Alcoólicos Canônicos
Mais um dia a menos. É, gente fina. Verdade. E como! Pois o que hei de relatar, nas linhas que seguem, resulta de uma história para contar. E para recontar. Porque há outras histórias dentro de cada uma dessas historietas, como gostava de dizer João, “O Escriba”, cronista dos bons, que havia naquela cidade do interior. Seu apelido, carinhoso ao meu ver, fazia jus à sua função: escritor das mais belas crônicas que eram publicadas no Jornal A Voz do Vento, único no município. Mas com uma importância inexorável ao povo do lugar.
Pois se comecei com meu “mais um dia a menos”, devo justificar essa pressa toda, foi para, a exemplo das personagens dessa história, dar início ao que ocorria naquele boteco de esquina.
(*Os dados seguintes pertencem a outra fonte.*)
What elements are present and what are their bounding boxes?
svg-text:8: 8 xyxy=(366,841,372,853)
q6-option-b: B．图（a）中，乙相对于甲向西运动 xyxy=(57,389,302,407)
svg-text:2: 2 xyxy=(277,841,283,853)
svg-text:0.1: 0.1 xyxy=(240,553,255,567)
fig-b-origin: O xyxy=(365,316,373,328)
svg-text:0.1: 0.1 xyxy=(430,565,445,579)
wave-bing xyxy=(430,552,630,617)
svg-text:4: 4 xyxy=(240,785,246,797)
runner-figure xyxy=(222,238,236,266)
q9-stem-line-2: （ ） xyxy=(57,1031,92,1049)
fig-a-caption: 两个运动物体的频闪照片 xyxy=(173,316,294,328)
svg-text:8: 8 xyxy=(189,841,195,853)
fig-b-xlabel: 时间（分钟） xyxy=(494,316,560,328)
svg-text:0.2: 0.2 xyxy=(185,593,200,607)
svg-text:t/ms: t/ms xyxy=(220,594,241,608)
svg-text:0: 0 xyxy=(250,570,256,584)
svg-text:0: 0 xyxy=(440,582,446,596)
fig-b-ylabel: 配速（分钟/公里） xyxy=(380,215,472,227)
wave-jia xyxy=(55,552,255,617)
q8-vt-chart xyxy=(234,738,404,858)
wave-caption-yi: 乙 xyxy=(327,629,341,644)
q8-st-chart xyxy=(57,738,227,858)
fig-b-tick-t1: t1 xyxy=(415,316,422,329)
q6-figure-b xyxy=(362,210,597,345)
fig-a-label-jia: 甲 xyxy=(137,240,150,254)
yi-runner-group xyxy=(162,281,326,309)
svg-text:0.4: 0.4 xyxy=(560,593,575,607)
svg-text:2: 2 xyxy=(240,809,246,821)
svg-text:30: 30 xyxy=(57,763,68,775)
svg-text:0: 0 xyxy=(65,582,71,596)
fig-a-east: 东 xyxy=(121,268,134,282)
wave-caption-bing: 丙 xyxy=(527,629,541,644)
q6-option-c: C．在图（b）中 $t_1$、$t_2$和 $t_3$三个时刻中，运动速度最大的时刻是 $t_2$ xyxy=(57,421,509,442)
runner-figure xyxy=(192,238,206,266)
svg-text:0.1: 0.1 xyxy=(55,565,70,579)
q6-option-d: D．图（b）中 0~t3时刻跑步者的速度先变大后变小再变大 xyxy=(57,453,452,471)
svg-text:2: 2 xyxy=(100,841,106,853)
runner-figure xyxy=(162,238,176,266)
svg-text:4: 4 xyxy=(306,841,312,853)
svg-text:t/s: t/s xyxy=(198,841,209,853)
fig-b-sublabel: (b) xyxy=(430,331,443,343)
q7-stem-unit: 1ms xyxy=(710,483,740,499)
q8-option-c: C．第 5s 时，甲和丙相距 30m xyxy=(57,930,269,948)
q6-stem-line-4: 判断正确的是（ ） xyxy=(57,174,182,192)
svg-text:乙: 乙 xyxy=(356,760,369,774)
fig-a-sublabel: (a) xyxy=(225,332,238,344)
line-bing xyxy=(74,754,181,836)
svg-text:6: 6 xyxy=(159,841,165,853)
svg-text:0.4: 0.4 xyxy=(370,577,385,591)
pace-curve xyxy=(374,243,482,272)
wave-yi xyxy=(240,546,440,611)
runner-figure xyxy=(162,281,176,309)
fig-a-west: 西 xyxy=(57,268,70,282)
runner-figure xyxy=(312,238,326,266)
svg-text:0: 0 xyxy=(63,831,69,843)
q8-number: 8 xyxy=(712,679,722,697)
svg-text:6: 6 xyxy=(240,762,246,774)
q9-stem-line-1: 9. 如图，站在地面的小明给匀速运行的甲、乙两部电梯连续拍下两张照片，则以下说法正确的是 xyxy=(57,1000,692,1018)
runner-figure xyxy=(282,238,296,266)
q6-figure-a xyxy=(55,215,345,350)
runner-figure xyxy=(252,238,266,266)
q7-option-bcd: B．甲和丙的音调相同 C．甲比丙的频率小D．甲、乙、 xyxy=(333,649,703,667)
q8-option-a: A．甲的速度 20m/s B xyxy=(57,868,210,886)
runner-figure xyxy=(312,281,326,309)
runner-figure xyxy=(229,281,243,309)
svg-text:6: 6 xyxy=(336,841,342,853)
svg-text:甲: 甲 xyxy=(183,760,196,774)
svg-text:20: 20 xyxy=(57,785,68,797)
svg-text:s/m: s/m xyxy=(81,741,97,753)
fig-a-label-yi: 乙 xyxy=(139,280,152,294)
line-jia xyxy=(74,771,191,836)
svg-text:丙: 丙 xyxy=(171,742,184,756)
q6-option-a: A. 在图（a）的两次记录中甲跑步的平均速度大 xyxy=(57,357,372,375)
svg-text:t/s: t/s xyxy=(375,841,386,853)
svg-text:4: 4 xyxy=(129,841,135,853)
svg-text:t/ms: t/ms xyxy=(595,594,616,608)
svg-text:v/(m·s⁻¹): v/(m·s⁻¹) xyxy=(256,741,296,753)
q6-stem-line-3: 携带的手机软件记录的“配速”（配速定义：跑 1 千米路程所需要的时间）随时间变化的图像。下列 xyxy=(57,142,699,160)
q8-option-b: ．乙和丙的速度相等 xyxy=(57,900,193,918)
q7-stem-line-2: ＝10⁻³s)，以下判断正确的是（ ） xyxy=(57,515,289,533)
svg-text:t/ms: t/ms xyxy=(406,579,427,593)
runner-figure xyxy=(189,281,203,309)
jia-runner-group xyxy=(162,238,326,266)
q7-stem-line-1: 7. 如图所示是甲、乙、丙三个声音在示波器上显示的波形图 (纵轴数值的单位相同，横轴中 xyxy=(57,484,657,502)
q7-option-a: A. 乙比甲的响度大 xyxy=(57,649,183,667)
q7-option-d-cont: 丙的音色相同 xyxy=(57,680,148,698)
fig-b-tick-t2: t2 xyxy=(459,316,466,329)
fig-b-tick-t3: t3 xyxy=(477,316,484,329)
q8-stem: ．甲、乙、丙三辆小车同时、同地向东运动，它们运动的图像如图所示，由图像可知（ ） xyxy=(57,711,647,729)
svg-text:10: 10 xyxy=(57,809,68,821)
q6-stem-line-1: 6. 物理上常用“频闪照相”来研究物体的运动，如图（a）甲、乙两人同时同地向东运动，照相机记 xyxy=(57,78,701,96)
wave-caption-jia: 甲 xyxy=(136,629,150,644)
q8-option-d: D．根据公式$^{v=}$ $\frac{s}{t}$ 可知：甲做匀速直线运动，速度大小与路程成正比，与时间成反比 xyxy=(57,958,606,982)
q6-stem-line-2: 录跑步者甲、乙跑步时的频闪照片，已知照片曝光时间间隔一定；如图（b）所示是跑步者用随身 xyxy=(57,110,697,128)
O “Teco-Teco”, o tal boteco, pertencia a um primo (de terceiro grau) de Olavo Compasso, professor de matemática em vias de se aposentar. O proprietário, Roger (é favor ler “Rogê”, pois o camarada, embora não ligasse para tanto, descendia de franceses e de italianos: seu sobrenome, em justiça disso, era “Carpetti”). E lá no Teco-Teco a turma toda – uns oito homens de bem, malgrado fossem exímios praticantes da “arte” do levantamento de copos – s’encontrava ao final do expediente (todo santo dia, por volta das seis da tarde), pra mode (a) botar o papo em dia, (b) discutir as relações sociais e/ou simplesmente (c) afogar as lágrimas em boas doses etílicas...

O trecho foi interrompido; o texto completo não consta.